Так беседуют они (за исключением двух-трех, которые уходят на совещание директоров) до тех пор, пока не наступают сумерки. Бессловесные китайские философы зажигают то здесь, то там лампочки, и волны мягкого света струятся между пальмами. Тогда члены клуба садятся обедать за белыми столами, сверкающими граненым хрусталем и зелеными и желтыми рейнскими винами, а после обеда опять располагаются между пальмами, наполовину скрытые в облаках голубого дыма, и продолжают свою беседу о пошлинах и о рабочем классе, стараясь потоками минеральных вод смыть горечь воспоминаний об этих вещах. Вечер кончается, и наступает ночь; громадные машины одна за другой, дребезжа, подкатывают к подъезду. Мавзолей-клуб пустеет, и огни начинают постепенно гаснуть, пока не увозят последнего члена клуба. День в Аркадии кончается, и для его членов наступает пора вполне заслуженного отдыха.

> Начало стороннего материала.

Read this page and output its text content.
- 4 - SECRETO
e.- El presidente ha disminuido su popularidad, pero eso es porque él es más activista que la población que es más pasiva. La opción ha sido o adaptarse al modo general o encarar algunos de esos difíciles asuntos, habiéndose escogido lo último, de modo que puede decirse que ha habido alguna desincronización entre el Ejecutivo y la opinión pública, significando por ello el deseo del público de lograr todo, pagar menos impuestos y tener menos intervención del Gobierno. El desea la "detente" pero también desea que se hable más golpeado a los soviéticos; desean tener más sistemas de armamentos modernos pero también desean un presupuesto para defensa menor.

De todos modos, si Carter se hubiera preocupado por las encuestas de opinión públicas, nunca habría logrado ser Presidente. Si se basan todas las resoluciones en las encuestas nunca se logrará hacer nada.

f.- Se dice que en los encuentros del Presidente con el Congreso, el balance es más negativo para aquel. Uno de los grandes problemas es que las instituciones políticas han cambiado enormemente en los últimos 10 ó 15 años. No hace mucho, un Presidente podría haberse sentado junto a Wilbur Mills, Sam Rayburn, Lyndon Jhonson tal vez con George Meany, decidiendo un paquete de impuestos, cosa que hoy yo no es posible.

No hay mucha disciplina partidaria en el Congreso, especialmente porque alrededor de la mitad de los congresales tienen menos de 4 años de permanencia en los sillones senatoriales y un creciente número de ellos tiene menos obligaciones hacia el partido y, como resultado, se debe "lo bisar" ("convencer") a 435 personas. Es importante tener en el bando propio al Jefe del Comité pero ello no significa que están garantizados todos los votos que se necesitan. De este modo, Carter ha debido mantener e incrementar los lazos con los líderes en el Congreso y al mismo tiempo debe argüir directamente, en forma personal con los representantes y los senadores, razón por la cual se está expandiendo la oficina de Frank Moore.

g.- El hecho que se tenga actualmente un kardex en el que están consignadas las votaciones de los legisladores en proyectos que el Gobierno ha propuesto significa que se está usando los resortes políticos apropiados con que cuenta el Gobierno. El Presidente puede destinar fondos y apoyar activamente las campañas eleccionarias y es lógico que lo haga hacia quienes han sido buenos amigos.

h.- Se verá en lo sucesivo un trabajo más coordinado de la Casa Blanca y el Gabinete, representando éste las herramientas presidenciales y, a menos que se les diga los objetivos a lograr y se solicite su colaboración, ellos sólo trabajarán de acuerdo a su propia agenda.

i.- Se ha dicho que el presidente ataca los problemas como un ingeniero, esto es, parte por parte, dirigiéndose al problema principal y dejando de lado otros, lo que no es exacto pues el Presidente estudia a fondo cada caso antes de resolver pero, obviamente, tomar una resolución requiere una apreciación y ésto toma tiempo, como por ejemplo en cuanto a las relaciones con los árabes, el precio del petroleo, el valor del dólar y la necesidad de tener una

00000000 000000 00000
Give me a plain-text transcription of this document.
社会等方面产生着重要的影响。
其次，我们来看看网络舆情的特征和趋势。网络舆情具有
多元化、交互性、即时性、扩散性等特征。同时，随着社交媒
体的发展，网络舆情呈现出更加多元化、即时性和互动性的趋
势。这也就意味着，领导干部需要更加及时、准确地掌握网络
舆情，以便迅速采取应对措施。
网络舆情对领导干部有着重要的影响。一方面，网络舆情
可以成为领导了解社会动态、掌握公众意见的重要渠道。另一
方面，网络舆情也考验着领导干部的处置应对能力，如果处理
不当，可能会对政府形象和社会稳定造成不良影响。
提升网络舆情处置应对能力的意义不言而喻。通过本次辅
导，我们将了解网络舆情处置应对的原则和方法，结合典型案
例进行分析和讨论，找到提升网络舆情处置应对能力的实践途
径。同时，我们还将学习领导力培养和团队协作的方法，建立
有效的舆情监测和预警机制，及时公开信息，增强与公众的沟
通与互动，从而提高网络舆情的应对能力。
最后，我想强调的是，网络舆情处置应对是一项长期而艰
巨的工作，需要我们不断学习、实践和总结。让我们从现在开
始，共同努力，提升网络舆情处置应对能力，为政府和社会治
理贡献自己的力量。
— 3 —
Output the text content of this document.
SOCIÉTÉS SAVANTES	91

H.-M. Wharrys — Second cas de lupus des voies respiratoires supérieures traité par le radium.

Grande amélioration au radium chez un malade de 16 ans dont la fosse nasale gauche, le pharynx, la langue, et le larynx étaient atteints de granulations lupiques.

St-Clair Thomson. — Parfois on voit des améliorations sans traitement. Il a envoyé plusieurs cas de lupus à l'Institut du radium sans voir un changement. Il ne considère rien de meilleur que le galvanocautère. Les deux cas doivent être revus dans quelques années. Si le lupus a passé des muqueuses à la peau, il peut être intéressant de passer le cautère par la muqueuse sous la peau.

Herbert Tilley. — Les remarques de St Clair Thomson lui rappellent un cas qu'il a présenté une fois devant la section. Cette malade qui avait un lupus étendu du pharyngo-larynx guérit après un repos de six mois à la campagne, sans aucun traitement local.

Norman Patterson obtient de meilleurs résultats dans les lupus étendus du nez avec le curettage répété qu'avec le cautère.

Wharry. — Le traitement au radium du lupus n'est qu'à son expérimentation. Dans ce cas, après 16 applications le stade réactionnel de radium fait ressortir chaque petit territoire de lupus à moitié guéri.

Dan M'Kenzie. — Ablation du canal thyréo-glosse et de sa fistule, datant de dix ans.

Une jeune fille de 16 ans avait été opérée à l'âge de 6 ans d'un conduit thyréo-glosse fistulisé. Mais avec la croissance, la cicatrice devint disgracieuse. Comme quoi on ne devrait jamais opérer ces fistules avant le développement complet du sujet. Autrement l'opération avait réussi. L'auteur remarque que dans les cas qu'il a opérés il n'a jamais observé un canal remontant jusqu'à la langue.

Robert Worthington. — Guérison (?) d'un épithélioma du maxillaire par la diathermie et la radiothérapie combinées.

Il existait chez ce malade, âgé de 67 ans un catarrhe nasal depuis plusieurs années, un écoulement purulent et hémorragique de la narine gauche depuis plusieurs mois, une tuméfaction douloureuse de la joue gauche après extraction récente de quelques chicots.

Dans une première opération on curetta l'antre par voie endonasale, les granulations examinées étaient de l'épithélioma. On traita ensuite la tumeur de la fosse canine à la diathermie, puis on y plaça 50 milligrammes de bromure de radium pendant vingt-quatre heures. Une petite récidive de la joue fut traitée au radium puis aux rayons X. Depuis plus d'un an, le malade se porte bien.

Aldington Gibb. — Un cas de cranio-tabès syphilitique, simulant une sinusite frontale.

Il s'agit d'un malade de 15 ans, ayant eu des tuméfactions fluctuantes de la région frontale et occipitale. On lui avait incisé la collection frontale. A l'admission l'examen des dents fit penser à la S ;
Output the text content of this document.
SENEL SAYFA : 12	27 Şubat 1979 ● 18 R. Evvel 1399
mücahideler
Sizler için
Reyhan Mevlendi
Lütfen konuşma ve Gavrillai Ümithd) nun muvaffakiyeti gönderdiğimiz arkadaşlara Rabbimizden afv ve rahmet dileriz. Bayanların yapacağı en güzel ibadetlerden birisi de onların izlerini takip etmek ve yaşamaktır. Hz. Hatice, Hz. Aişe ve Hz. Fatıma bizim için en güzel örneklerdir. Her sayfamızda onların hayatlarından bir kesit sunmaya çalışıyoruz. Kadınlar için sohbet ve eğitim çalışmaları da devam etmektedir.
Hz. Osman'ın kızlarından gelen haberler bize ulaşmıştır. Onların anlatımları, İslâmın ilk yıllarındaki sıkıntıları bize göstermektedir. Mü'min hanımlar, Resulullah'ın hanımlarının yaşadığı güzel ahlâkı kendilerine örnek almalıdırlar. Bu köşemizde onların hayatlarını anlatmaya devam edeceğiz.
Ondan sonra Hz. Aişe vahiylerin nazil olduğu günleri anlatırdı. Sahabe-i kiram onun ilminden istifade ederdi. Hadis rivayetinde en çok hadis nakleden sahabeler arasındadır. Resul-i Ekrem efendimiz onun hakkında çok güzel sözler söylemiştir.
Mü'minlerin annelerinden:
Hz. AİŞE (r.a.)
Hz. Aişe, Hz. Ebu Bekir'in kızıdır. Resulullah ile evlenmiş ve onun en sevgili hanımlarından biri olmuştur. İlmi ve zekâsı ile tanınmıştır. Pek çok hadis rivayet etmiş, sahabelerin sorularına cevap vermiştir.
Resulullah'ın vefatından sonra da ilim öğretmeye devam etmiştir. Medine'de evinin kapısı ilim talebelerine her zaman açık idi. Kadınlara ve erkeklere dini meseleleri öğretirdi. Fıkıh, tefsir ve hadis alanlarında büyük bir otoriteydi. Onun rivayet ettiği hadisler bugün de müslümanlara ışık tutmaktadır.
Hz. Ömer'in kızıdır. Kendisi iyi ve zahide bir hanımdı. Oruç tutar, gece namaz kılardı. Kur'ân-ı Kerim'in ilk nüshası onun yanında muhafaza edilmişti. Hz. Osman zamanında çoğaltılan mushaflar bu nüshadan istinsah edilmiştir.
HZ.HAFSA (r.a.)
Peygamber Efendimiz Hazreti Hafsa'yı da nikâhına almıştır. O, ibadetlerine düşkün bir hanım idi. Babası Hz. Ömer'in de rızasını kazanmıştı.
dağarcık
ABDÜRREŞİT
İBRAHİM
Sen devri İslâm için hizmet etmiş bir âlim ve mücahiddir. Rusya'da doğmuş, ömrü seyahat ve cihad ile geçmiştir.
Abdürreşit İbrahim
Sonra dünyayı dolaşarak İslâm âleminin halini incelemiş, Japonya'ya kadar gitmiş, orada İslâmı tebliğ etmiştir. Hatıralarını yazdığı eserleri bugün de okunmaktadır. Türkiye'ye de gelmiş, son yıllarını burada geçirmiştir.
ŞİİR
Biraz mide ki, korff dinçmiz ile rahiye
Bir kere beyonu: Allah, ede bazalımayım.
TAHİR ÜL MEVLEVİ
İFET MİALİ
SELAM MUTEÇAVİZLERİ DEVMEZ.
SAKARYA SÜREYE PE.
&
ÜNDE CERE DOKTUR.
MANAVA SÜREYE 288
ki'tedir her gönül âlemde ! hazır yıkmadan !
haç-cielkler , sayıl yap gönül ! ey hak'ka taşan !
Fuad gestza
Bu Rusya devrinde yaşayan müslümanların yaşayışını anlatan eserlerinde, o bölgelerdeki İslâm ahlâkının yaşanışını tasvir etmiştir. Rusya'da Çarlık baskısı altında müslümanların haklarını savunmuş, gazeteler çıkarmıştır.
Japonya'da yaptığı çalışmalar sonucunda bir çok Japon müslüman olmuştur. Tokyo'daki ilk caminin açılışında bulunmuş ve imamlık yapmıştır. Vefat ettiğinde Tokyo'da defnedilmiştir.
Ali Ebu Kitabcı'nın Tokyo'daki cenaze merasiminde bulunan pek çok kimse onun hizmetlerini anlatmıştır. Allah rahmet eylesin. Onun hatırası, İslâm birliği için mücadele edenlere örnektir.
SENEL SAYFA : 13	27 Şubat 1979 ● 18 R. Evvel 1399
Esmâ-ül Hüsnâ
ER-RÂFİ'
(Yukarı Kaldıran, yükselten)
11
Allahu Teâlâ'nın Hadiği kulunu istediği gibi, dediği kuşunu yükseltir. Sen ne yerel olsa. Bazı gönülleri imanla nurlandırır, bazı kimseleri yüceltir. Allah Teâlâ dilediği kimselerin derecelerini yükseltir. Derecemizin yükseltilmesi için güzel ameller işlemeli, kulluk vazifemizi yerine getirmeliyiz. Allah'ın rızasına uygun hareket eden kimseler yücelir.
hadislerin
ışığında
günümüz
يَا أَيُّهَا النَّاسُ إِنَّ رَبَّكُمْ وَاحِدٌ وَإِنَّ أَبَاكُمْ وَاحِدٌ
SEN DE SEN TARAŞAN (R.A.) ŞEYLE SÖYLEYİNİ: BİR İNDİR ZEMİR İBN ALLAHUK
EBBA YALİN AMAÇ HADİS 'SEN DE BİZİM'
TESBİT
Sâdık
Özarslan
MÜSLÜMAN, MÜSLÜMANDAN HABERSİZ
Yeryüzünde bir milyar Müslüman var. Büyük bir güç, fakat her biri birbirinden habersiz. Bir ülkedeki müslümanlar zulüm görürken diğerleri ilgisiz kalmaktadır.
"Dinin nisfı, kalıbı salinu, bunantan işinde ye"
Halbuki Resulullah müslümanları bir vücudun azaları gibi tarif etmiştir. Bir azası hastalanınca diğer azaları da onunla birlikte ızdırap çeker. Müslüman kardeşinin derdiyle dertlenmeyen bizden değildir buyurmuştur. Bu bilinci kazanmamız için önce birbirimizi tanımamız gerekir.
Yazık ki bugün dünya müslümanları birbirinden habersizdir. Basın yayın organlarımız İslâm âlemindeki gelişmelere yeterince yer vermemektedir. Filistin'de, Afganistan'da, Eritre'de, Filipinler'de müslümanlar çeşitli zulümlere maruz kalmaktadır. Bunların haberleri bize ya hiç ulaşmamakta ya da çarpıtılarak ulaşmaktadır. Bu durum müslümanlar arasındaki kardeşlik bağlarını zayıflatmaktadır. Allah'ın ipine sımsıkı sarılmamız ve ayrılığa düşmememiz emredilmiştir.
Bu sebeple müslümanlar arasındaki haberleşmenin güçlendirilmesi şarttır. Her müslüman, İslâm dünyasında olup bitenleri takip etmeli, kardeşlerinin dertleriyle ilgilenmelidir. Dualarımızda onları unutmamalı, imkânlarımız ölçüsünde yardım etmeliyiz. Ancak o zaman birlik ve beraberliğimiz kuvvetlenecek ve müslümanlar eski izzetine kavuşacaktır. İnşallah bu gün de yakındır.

— Я желал бы, чтобы вы высказали мне ваше мнение, но только совершенно откровенно, — сказал во время ленча мистер Лукулл Файш, обращаясь к достопочтенному Фарфорзсу Ферлонгу, сидевшему у противоположного конца стола.
— С удовольствием! — ответил мистер Ферлонг. Мистер Фажш налил полный стакан содовой воды и протянул его своему собеседнику.
— Скажите, пожалуйста, — спросил он, — не слишком ли много здесь соды?
— Нет, ни в коем случае, — ответил мистер Ферлонг.
— А кислороду? Только, прошу вас, говорите не стесняясь.
— О нет, решительно нет!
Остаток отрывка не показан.